Tabletop exercises and red teaming can be tremendously valuable in this area. You may never have imagined how hackers might exploit your HVAC systems to gain access to your network, but a talented penetration tester can reveal these types of vulnerabilities, and help you mitigate them.
#5: Don’t look to peer organizations to provide an example for your information security program.
Far too many of the workflows and procedures we use to protect our businesses are simply not working. Merely passing a compliance audit does little to guarantee your security. And much of the thinking—and benchmarking—that your fellow business leaders do centers around the concept of reasonable protection.
The landscape of security operations models is broad:
What’s actually required is a mindset shift: we must reimagine what it means to DEFEND ourselves in a digital world. Successful defense requires you to take an active and anticipatory approach.
There’s real merit in deception technologies, such as using trip-wired data decoys to mislead the criminals who may already have made it onto your network. With nation-state level threat actors targeting companies every day, we need these sorts of strategies to stand a chance of success.
#6: Too many of the information security processes and procedures we currently have in place are built around managing human failures.
SOC analysis is a challenging task, but we make the job even more difficult when we conceal problems, fail to disclose vulnerabilities, or create an organizational culture that’s dishonest. Instead, make your SOC into a place where employees can tell the truth without fearing for their jobs. When you discover that your environment has been compromised, you unlock a valuable opportunity to improve your security posture, but only if your analysis of the situation is accurate and open.

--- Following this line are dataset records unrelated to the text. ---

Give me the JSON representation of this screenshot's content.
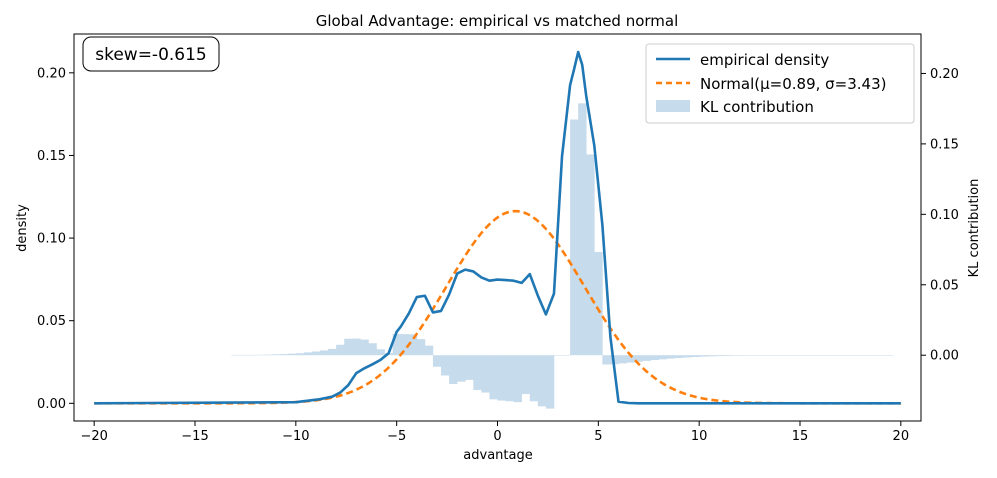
{
  "chart_data": {
    "type": "line",
    "title": "Global Advantage: empirical vs matched normal",
    "xlabel": "advantage",
    "ylabel": "density",
    "y2label": "KL contribution",
    "xlim": [
      -21.0,
      21.0
    ],
    "ylim": [
      -0.0107,
      0.2235
    ],
    "y2lim": [
      -0.0467,
      0.228
    ],
    "xticks": [
      -20,
      -15,
      -10,
      -5,
      0,
      5,
      10,
      15,
      20
    ],
    "xtick_labels": [
      "−20",
      "−15",
      "−10",
      "−5",
      "0",
      "5",
      "10",
      "15",
      "20"
    ],
    "yticks": [
      0.0,
      0.05,
      0.1,
      0.15,
      0.2
    ],
    "ytick_labels": [
      "0.00",
      "0.05",
      "0.10",
      "0.15",
      "0.20"
    ],
    "y2ticks": [
      0.0,
      0.05,
      0.1,
      0.15,
      0.2
    ],
    "y2tick_labels": [
      "0.00",
      "0.05",
      "0.10",
      "0.15",
      "0.20"
    ],
    "annotation": "skew=-0.615",
    "legend": {
      "position": "top-right",
      "entries": [
        "empirical density",
        "Normal(μ=0.89, σ=3.43)",
        "KL contribution"
      ]
    },
    "colors": {
      "empirical": "#1f77b4",
      "normal": "#ff7f0e",
      "kl": "#c6dbeb"
    },
    "normal": {
      "mu": 0.89,
      "sigma": 3.43
    },
    "empirical": {
      "x": [
        -20,
        -10,
        -9.4,
        -8.8,
        -8.2,
        -7.8,
        -7.4,
        -7.0,
        -6.6,
        -6.2,
        -5.8,
        -5.4,
        -5.0,
        -4.8,
        -4.4,
        -4.0,
        -3.6,
        -3.2,
        -2.8,
        -2.4,
        -2.0,
        -1.6,
        -1.2,
        -0.8,
        -0.4,
        0.0,
        0.4,
        0.8,
        1.2,
        1.6,
        2.0,
        2.4,
        2.8,
        3.2,
        3.6,
        3.8,
        4.0,
        4.2,
        4.4,
        4.8,
        5.2,
        5.6,
        6.0,
        6.5,
        7.0,
        20
      ],
      "y": [
        0.0,
        0.0007,
        0.0016,
        0.0025,
        0.004,
        0.0065,
        0.011,
        0.0183,
        0.0212,
        0.0236,
        0.0263,
        0.0303,
        0.0433,
        0.0464,
        0.0543,
        0.0643,
        0.0651,
        0.055,
        0.0559,
        0.0658,
        0.0785,
        0.0809,
        0.0798,
        0.0762,
        0.0742,
        0.0749,
        0.0746,
        0.0742,
        0.0729,
        0.0782,
        0.0652,
        0.0538,
        0.0664,
        0.1495,
        0.1926,
        0.2023,
        0.2126,
        0.2049,
        0.186,
        0.156,
        0.108,
        0.04,
        0.001,
        0.0002,
        0.0,
        0.0
      ]
    },
    "kl_bins": {
      "width": 0.4,
      "centers": [
        -13.0,
        -12.6,
        -12.2,
        -11.8,
        -11.4,
        -11.0,
        -10.6,
        -10.2,
        -9.8,
        -9.4,
        -9.0,
        -8.6,
        -8.2,
        -7.8,
        -7.4,
        -7.0,
        -6.6,
        -6.2,
        -5.8,
        -5.4,
        -5.0,
        -4.6,
        -4.2,
        -3.8,
        -3.4,
        -3.0,
        -2.6,
        -2.2,
        -1.8,
        -1.4,
        -1.0,
        -0.6,
        -0.2,
        0.2,
        0.6,
        1.0,
        1.4,
        1.8,
        2.2,
        2.6,
        3.0,
        3.4,
        3.8,
        4.2,
        4.6,
        5.0,
        5.4,
        5.8,
        6.2,
        6.6,
        7.0,
        7.4,
        7.8,
        8.2,
        8.6,
        9.0,
        9.4,
        9.8,
        10.2,
        10.6,
        11.0,
        11.4,
        11.8,
        12.2,
        12.6,
        13.0,
        13.4,
        13.8,
        14.2,
        14.6,
        15.0,
        15.4,
        15.8,
        16.2,
        16.6,
        17.0,
        17.4,
        17.8,
        18.2,
        18.6,
        19.0,
        19.4
      ],
      "values": [
        0.0002,
        0.0002,
        0.0002,
        0.0003,
        0.0004,
        0.0006,
        0.0008,
        0.0011,
        0.0014,
        0.002,
        0.0026,
        0.0034,
        0.0045,
        0.0074,
        0.0117,
        0.0118,
        0.0111,
        0.0085,
        0.0042,
        0.0015,
        0.015,
        0.015,
        0.0148,
        0.0114,
        0.0068,
        -0.0082,
        -0.0144,
        -0.0204,
        -0.0188,
        -0.0175,
        -0.0247,
        -0.0265,
        -0.0313,
        -0.0322,
        -0.0327,
        -0.0333,
        -0.0276,
        -0.0327,
        -0.0363,
        -0.0379,
        0.0,
        0.0,
        0.1673,
        0.1788,
        0.1425,
        0.0733,
        -0.0066,
        -0.0064,
        -0.0058,
        -0.0052,
        -0.0046,
        -0.004,
        -0.0034,
        -0.0029,
        -0.0024,
        -0.002,
        -0.0016,
        -0.0013,
        -0.001,
        -0.0008,
        -0.0006,
        -0.0005,
        -0.0004,
        -0.0003,
        -0.0002,
        -0.0002,
        -0.0001,
        -0.0001,
        -0.0001,
        -0.0001,
        0.0,
        0.0,
        0.0,
        0.0,
        0.0,
        0.0,
        0.0,
        0.0,
        0.0,
        0.0,
        0.0,
        0.0
      ]
    }
  }
}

Incorporating automation and security analysis software into places in your SOC where human failures commonly occur can make a huge difference in its overall operational efficiency and effectiveness. That human in the middle of the security incident workflow is the major constraining factor limiting the entire system’s ability to handle large volumes of event data, and to do so consistently and without error.
#7: It’s time to think differently about security operations.
Often the language that we use is inaccurate or misleading. It’s not a “virus”—a rapidly multiplying microscopic parasite—that’s on your network. And it’s not just “malware”—something inanimate—that’s in your environment. There are human criminals taking deliberate action, via malicious code, and their intent is to do harm. We need to recognize the seriousness, gravity and human source of the threat.
By adding security analysis software to the front lines with your security operations team, your organization can make major improvements in how you uncover and respond to threats. At the same time, you have the opportunity to create an effective and efficient operational workflow and a more honest organizational culture, too.